Here is a algorithms/riddle i just solved that was kind of fun. So heres the setup. You have a circular table that spins with four evenly spaces opaque boxes on it around the outside. In each box is a coin that is either heads or tails. You get a maximum of 5 rounds, between each round you are blindfolded and the table ia spun randomly. During each round you can pick a box to open, look, the pick a second box to open and look. You can then flip none, any, or all, of the coins with open boxes. Then the boxes are closed before the next round. If at any point all four coins are the same then you win the game.
You must come up with a strategy that **guarantees** in 5 rounds or less that all 4 coins will be the same.
Tommorow i will take a picture of the flow chart i came up with the answer. In the meantime please give hints, answer, or thoughts in the comments but be sure to CW them. I will reply tomorrow with a picture of the answer and CW that as well. Good luck!
PS for a slightly harder version all the same rules apply except you need to pick both boxes to open simultaneously rather than one after thr other. With this harder version it is still possible in 5 rounds or less.
#riddle #algorithm #computerscience #programming #algorithms #puzzle
Solution
@freemo Here's the strategy I'd follow, compliant with the hard rules.
1st spin: Open two boxes diagonally opposite one another. Set both coins to heads.
2nd spin: Open two adjacent boxes. Set both coins to heads.

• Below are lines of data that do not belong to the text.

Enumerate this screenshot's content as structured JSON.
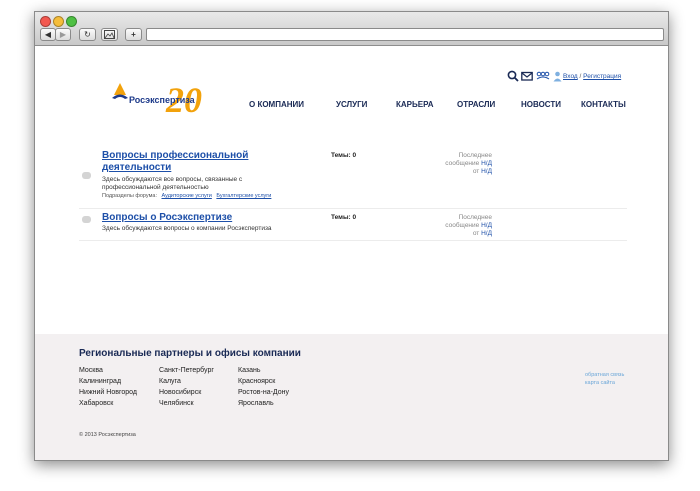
{
  "toolbar": {
    "back": "◀",
    "forward": "▶",
    "reload": "↻",
    "plus": "+"
  },
  "brand": {
    "name": "Росэкспертиза",
    "jubilee": "20",
    "colors": {
      "blue": "#1d3a8a",
      "orange": "#f2a20c",
      "link": "#1d4fa8"
    }
  },
  "header": {
    "icons": [
      "search-icon",
      "mail-icon",
      "people-icon",
      "user-icon"
    ],
    "login": "Вход",
    "separator": "/",
    "register": "Регистрация"
  },
  "nav": [
    "О КОМПАНИИ",
    "УСЛУГИ",
    "КАРЬЕРА",
    "ОТРАСЛИ",
    "НОВОСТИ",
    "КОНТАКТЫ"
  ],
  "forums": [
    {
      "title_line1": "Вопросы профессиональной",
      "title_line2": "деятельности",
      "description_line1": "Здесь обсуждаются все вопросы, связанные с",
      "description_line2": "профессиональной деятельностью",
      "subforums_label": "Подразделы форума:",
      "subforums": [
        "Аудиторские услуги",
        "Бухгалтерские услуги"
      ],
      "topics": "Темы: 0",
      "last_line1": "Последнее",
      "last_line2": "сообщение",
      "last_na": "Н/Д",
      "last_from": "от",
      "last_author": "Н/Д"
    },
    {
      "title_line1": "Вопросы о Росэкспертизе",
      "description_line1": "Здесь обсуждаются вопросы о компании Росэкспертиза",
      "topics": "Темы: 0",
      "last_line1": "Последнее",
      "last_line2": "сообщение",
      "last_na": "Н/Д",
      "last_from": "от",
      "last_author": "Н/Д"
    }
  ],
  "footer": {
    "title": "Региональные партнеры и офисы компании",
    "cities": {
      "col1": [
        "Москва",
        "Калининград",
        "Нижний Новгород",
        "Хабаровск"
      ],
      "col2": [
        "Санкт-Петербург",
        "Калуга",
        "Новосибирск",
        "Челябинск"
      ],
      "col3": [
        "Казань",
        "Красноярск",
        "Ростов-на-Дону",
        "Ярославль"
      ]
    },
    "links": [
      "обратная связь",
      "карта сайта"
    ],
    "copyright": "© 2013 Росэкспертиза"
  }
}
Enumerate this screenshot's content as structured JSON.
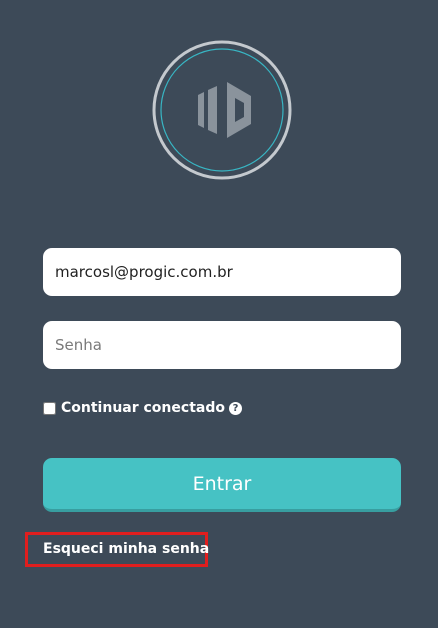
{
  "colors": {
    "background": "#3d4a58",
    "accent": "#46c2c4",
    "highlight": "#e01e1e",
    "logo_mark": "#8a939c",
    "logo_ring_outer": "#c4c9ce",
    "logo_ring_inner": "#38b6c4"
  },
  "logo": {
    "icon": "brand-logo-icon"
  },
  "login": {
    "email_value": "marcosl@progic.com.br",
    "password_placeholder": "Senha",
    "remember_label": "Continuar conectado",
    "remember_checked": false,
    "help_icon": "question-circle-icon",
    "help_glyph": "?",
    "submit_label": "Entrar",
    "forgot_label": "Esqueci minha senha"
  }
}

3rd spin: Open two diagonally opposite boxes. If one coin is tails, set it to heads and you win. If both coins are heads, set exactly one to tails and leave the other one heads.
4th spin: Open two adjacent boxes and flip both coins. If they were the same, you win.

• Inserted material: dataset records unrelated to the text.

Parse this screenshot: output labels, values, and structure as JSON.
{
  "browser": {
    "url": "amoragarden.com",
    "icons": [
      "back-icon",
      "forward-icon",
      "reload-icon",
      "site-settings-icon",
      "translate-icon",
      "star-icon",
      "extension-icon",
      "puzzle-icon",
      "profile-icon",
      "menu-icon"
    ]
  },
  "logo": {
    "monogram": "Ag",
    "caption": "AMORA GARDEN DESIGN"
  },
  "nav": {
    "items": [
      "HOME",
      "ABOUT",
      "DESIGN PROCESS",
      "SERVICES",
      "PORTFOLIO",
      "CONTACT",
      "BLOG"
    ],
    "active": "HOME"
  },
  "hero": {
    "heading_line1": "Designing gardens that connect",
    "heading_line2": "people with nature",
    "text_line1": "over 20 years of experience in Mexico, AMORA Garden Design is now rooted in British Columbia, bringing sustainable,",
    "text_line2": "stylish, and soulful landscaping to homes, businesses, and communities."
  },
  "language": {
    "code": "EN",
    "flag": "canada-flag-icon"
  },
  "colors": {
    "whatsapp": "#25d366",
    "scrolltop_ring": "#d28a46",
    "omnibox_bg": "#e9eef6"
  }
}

5th spin: Open two diagonally opposite boxes. Flip both coins. You win.
Reasoning:
The first two moves guarantee that at least three of four coins are heads. If all four coins are heads, you've won, so we only have to worry about the case where exactly three are heads.
The third move either turns over the last remaining tails, in which case you win, or it leaves you with two adjacent heads and two adjacent tails.

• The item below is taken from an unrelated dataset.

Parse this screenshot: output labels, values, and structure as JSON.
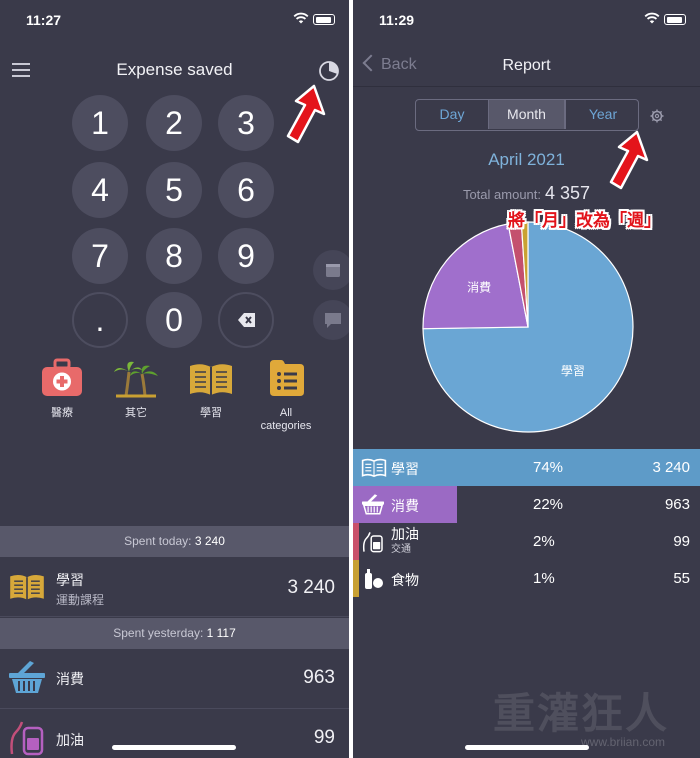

The fourth move either turns over all the remaining heads, all the remaining tails, or one of each. In the first and second cases, you win; in the third case you are left with alternating heads and tails where you formerly had adjacent heads and adjacent tails.
The fifth move turns over all the remaining heads or all the remaining tails, depending on whether you happen to open the odds or the evens, so you win.
Solution
@khird
Yup you got it.
@freemo Let's extend the riddle by saying you have to set the coins the same after exactly N moves. You're allowed to have all four coins the same before then, but you won't win unless they're still the same (or again the same) at exactly N moves.
What's the smallest N for which there's a guaranteed winning strategy?
@freemo No. If you know they're all the same, you can just leave them for the remaining turns. Or if you got them all the same without realising it, you can flip them out, flip them back, whatever you like until your N turns are up. I'm just removing the assumption that the fact the game hasn't ended implies all four are not the same.